Chi Siamo
Vai alla Home Page
Repertorio
Photo Album
Libro degli Ospiti
Contatti
Links

Capitão do mato
Paulo César Pinheiro, Vicente Barreto

Eu cheguei vestido de rei
Quem me chamou
Eu cheguei vestido de rei
Mutalambô

Eu vi que o vento zuniu
Eu vi que a folha caiu
Eu vi que relampeou
Eu vi que a mata rompeu
Eu vi que a flecha correu
Eu vi que a porta bateu
Chegou meu pai caçador

Eu cheguei vestido de rei
Quem me chamou
Eu cheguei vestido de rei
Mutalambô

É o dono do matagal
É guardião do embornal
É o chefe da guarnição
Ele é da casa real
Ele é quem briga com o mal
Ele é o meu capitão

Alcune notizie sul brano...

Il Capitão-do-mato (lett. capitano della foresta) era una sorta di comandante delle fazendas incaricato di vigilare gli schiavi ed applicare loro i più diversi tipi di punizioni, quali la fustigazione o la gogna, che eseguiva il suo lavoro nelle più disumane condizioni.

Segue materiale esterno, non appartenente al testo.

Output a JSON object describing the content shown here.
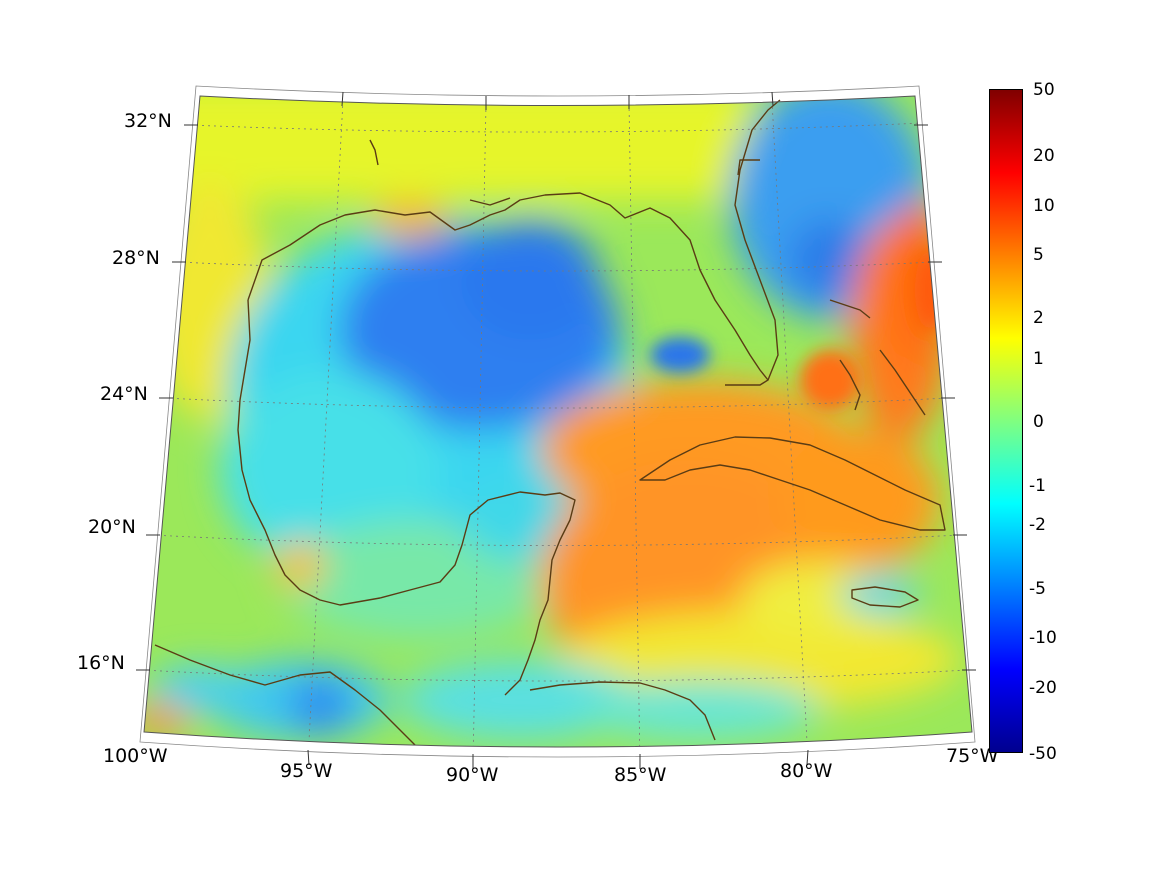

Erano anche chiamati capitão-do-mato gli uomini liberi o gli ex schiavi liberati che assumevano l'incarico di inseguire e trovare gli schiavi fuggiti, o perseguire i quilombolas (schiavi fuggiti e riuniti in colonie), identificare i loro proprietari e riportargieli.

 

Il testo del brano "Capitão do Mato" di Paulo César Pinheiro e Vicente Barreto é di facile comprensione e piuttosto emozionante nella scelta delle parole, poichè si comprende chiaramente che parla della fuga di uno schiavo dal padrone, dopo aver narrato tutti i sentimenti dello schiavo quando si lancia nella fuga. La musica trasmette particolare emozione, principalmente nella parte in cui dice: "Eu vi que o vento zuniu" (vidi che il vento sibilava); si comprende tutta l'emozione che lo schiavo fuggitivo avvertiva in quel momento: il sentimento di libertà, la sensazione del vento che corre sul corpo, il sentimento di allegria.

Si può pensare che questo schiavo in fuga si unisca al quilombo (la colonia di schiavi fuggiti) e quando lo raggiunge è acclamato e vestido da re con una grande festa. Eppure lo schiavo non dimentica che tutto il sacrificio non fu invano, ossia, la sua fuga aveva una protezione: MUTALAMBÔ - lui si, il vero capitano della foresta - il cacciatore, il protettore degli schiavi quilombolas.

Nel Candomblé, una religione afro-brasiliana diffusa nel nord-est del paese e di origine Bantu e nigeriana, Mutalambô è un Nkisis (divinità minore), cacciatore, vive nelle foreste e sulle montagne; presiede ai pasti abbondanti. Le Nkisis del Candomblé Bantu corrispondono agli Orixà del Candomblé Ketu o nàgó o Xangô do Nordeste, l'altra forma di sincretismo religioso diffuso soprattutto a Salvador de Bahia e formato da popoli che parlavano la lingua yorubá.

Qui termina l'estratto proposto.